Revenons un peu sur les fiches des délinquants sexuels. Qu’est-ce qu’un délinquant sexuel ? Si l’on me dit violeur, pédophile, agression de tout ordre ayant un trait au sexe là oui je ne peux qu’accepter que de tels individus potentiellement récidivistes (c’est d’ailleurs le plus fort taux de récidive parmi les crimes recensés) soient listés et correctement identifiés. A présent, si l’homosexualité devient un « crime » vu le puritanisme qui va bon train, à quand les fétichistes, les SM et autres « déviants » en microfiches ? Ce que je crains ce n’est pas tant que l’on se dote d’un outil efficace pour la traque de la criminalité, c’est avant tout qu’on puisse l’en détourner justement ! Si l’on ajoute les mentions déjà condamnables de Ardoise à celles présentes dans le fichier des délinquants (emprunte ADN pour information essentielle), m’est avis qu’il sera alors plus simple de pister n’importe qui… n’importe où.

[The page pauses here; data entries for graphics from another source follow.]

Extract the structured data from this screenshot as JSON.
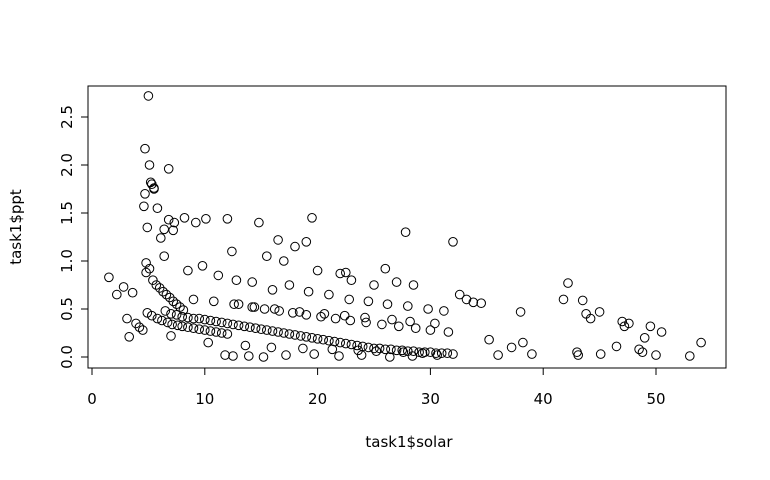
{
  "chart_data": {
    "type": "scatter",
    "title": "",
    "xlabel": "task1$solar",
    "ylabel": "task1$ppt",
    "xlim": [
      0,
      55
    ],
    "ylim": [
      -0.05,
      2.75
    ],
    "x_ticks": [
      "0",
      "10",
      "20",
      "30",
      "40",
      "50"
    ],
    "y_ticks": [
      "0.0",
      "0.5",
      "1.0",
      "1.5",
      "2.0",
      "2.5"
    ],
    "grid": false,
    "marker": "open-circle",
    "x": [
      1.5,
      2.2,
      2.8,
      3.1,
      3.3,
      3.6,
      3.9,
      4.2,
      4.5,
      4.8,
      5.0,
      4.7,
      4.6,
      5.2,
      5.5,
      5.8,
      6.1,
      6.4,
      6.8,
      7.2,
      4.8,
      5.1,
      5.4,
      5.7,
      6.0,
      6.3,
      6.6,
      6.9,
      7.2,
      7.5,
      7.8,
      8.1,
      4.9,
      5.3,
      5.8,
      6.2,
      6.7,
      7.1,
      7.6,
      8.0,
      8.5,
      9.0,
      9.5,
      10.0,
      10.5,
      11.0,
      11.5,
      12.0,
      6.5,
      7.0,
      7.5,
      8.0,
      8.5,
      9.0,
      9.5,
      10.0,
      10.5,
      11.0,
      11.5,
      12.0,
      12.5,
      13.0,
      13.5,
      14.0,
      14.5,
      15.0,
      15.5,
      16.0,
      16.5,
      17.0,
      17.5,
      18.0,
      18.5,
      19.0,
      19.5,
      20.0,
      20.5,
      21.0,
      21.5,
      22.0,
      22.5,
      23.0,
      23.5,
      24.0,
      24.5,
      25.0,
      25.5,
      26.0,
      26.5,
      27.0,
      27.5,
      28.0,
      28.5,
      29.0,
      29.5,
      30.0,
      30.5,
      31.0,
      31.5,
      32.0,
      4.7,
      4.9,
      5.1,
      5.3,
      5.5,
      6.4,
      6.8,
      7.3,
      7.0,
      8.2,
      9.2,
      10.1,
      12.0,
      12.4,
      14.8,
      15.5,
      16.5,
      19.5,
      18.0,
      19.0,
      17.0,
      20.0,
      22.0,
      22.5,
      23.0,
      25.0,
      26.0,
      27.0,
      27.8,
      28.5,
      32.0,
      32.6,
      33.2,
      33.8,
      34.5,
      35.2,
      36.0,
      37.2,
      38.0,
      38.2,
      39.0,
      41.8,
      42.2,
      43.0,
      43.1,
      43.5,
      43.8,
      44.2,
      45.0,
      45.1,
      46.5,
      47.0,
      47.2,
      47.6,
      48.5,
      48.8,
      49.0,
      49.5,
      50.0,
      50.5,
      53.0,
      54.0,
      8.5,
      9.8,
      11.2,
      12.8,
      14.2,
      16.0,
      17.5,
      19.2,
      21.0,
      22.8,
      24.5,
      26.2,
      28.0,
      29.8,
      31.2,
      9.0,
      10.8,
      12.6,
      14.4,
      16.2,
      18.4,
      20.6,
      22.4,
      24.2,
      26.6,
      28.2,
      30.4,
      13.0,
      14.2,
      15.3,
      16.6,
      17.8,
      19.0,
      20.3,
      21.6,
      22.9,
      24.3,
      25.7,
      27.2,
      28.7,
      30.0,
      31.6,
      10.3,
      13.6,
      15.9,
      18.7,
      21.3,
      23.6,
      25.2,
      27.6,
      29.3,
      11.8,
      12.5,
      13.9,
      15.2,
      17.2,
      19.7,
      21.9,
      23.9,
      26.4,
      28.4,
      30.6
    ],
    "y": [
      0.83,
      0.65,
      0.73,
      0.4,
      0.21,
      0.67,
      0.35,
      0.31,
      0.28,
      0.98,
      2.72,
      2.17,
      1.57,
      1.82,
      1.75,
      1.55,
      1.24,
      1.33,
      1.43,
      1.32,
      0.88,
      0.92,
      0.8,
      0.75,
      0.72,
      0.68,
      0.65,
      0.62,
      0.58,
      0.55,
      0.52,
      0.49,
      0.46,
      0.43,
      0.4,
      0.38,
      0.36,
      0.34,
      0.33,
      0.32,
      0.31,
      0.3,
      0.29,
      0.28,
      0.27,
      0.26,
      0.25,
      0.24,
      0.48,
      0.45,
      0.44,
      0.42,
      0.41,
      0.4,
      0.4,
      0.39,
      0.38,
      0.37,
      0.36,
      0.35,
      0.34,
      0.33,
      0.32,
      0.31,
      0.3,
      0.29,
      0.28,
      0.27,
      0.26,
      0.25,
      0.24,
      0.23,
      0.22,
      0.21,
      0.2,
      0.19,
      0.18,
      0.17,
      0.16,
      0.15,
      0.14,
      0.13,
      0.12,
      0.11,
      0.1,
      0.09,
      0.09,
      0.08,
      0.08,
      0.07,
      0.07,
      0.06,
      0.06,
      0.05,
      0.05,
      0.05,
      0.04,
      0.04,
      0.04,
      0.03,
      1.7,
      1.35,
      2.0,
      1.8,
      1.76,
      1.05,
      1.96,
      1.4,
      0.22,
      1.45,
      1.4,
      1.44,
      1.44,
      1.1,
      1.4,
      1.05,
      1.22,
      1.45,
      1.15,
      1.2,
      1.0,
      0.9,
      0.87,
      0.88,
      0.8,
      0.75,
      0.92,
      0.78,
      1.3,
      0.75,
      1.2,
      0.65,
      0.6,
      0.57,
      0.56,
      0.18,
      0.02,
      0.1,
      0.47,
      0.15,
      0.03,
      0.6,
      0.77,
      0.05,
      0.02,
      0.59,
      0.45,
      0.4,
      0.47,
      0.03,
      0.11,
      0.37,
      0.32,
      0.35,
      0.08,
      0.05,
      0.2,
      0.32,
      0.02,
      0.26,
      0.01,
      0.15,
      0.9,
      0.95,
      0.85,
      0.8,
      0.78,
      0.7,
      0.75,
      0.68,
      0.65,
      0.6,
      0.58,
      0.55,
      0.53,
      0.5,
      0.48,
      0.6,
      0.58,
      0.55,
      0.52,
      0.5,
      0.47,
      0.45,
      0.43,
      0.41,
      0.39,
      0.37,
      0.35,
      0.55,
      0.52,
      0.5,
      0.48,
      0.46,
      0.44,
      0.42,
      0.4,
      0.38,
      0.36,
      0.34,
      0.32,
      0.3,
      0.28,
      0.26,
      0.15,
      0.12,
      0.1,
      0.09,
      0.08,
      0.07,
      0.06,
      0.05,
      0.04,
      0.02,
      0.01,
      0.01,
      0.0,
      0.02,
      0.03,
      0.01,
      0.02,
      0.0,
      0.01,
      0.02
    ]
  }
}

Ce que je conteste donc c’est l’aberration latente qui ne saurait trop traîner : sous prétexte d’une terminologie criminelle tous nous serons susceptibles d’être interrogés et donc traqués sous prétexte que la machine nous aura sorti dans une liste de « suspects potentiels ». L’ordinateur serait big brother ? Contrairement à George Orwell je ne vois pas la machine prendre de décision par elle-même, les critères entrés étant à l’appréciation des enquêteurs. C’est dans la même essence que l’on peut dire qu’un fichier médical est une bonne chose, mais qu’il pourrait devenir quelque chose de dangereux si l’on s’en servait pour lister les handicapés mentaux ou les malades du SIDA par exemple.

Si je suis plutôt circonspect sur les tenants et aboutissants de ces applications, je suis tout aussi inquiet sur la dérive de nos institutions qui tendent à de plus en plus de moyens de rétention de la population. Entre
la Schutzhaft que j’ai décriée il y a quelques temps (cliquer sur le mot pour relire l’article en question) et cette véritable incertitude concernant la protection de notre liberté la plus élémentaire d’être quelqu’un, je n’ai que peu de charité pour ceux qui revendiquent la nécessité de cet arsenal judiciaire. Certes, tout état de droit a le devoir de protéger sa population, mais doit-elle le faire envers et contre tout ? Nous infantilisons notre relation à l’état, et d’électeurs à élus nous allons vers une relation paternaliste peu propice à la réflexion. Hier j’ai râlé contre la propagande de nos médias, aujourd’hui je râle contre le fait que nous taisons ces atteintes à nos fondamentaux. Vous voulez rester aveugles à ces dangers ? Qu’importe, la littérature dite de science fiction (merci 1984 !) saura devenir réalité… Tôt ou tard.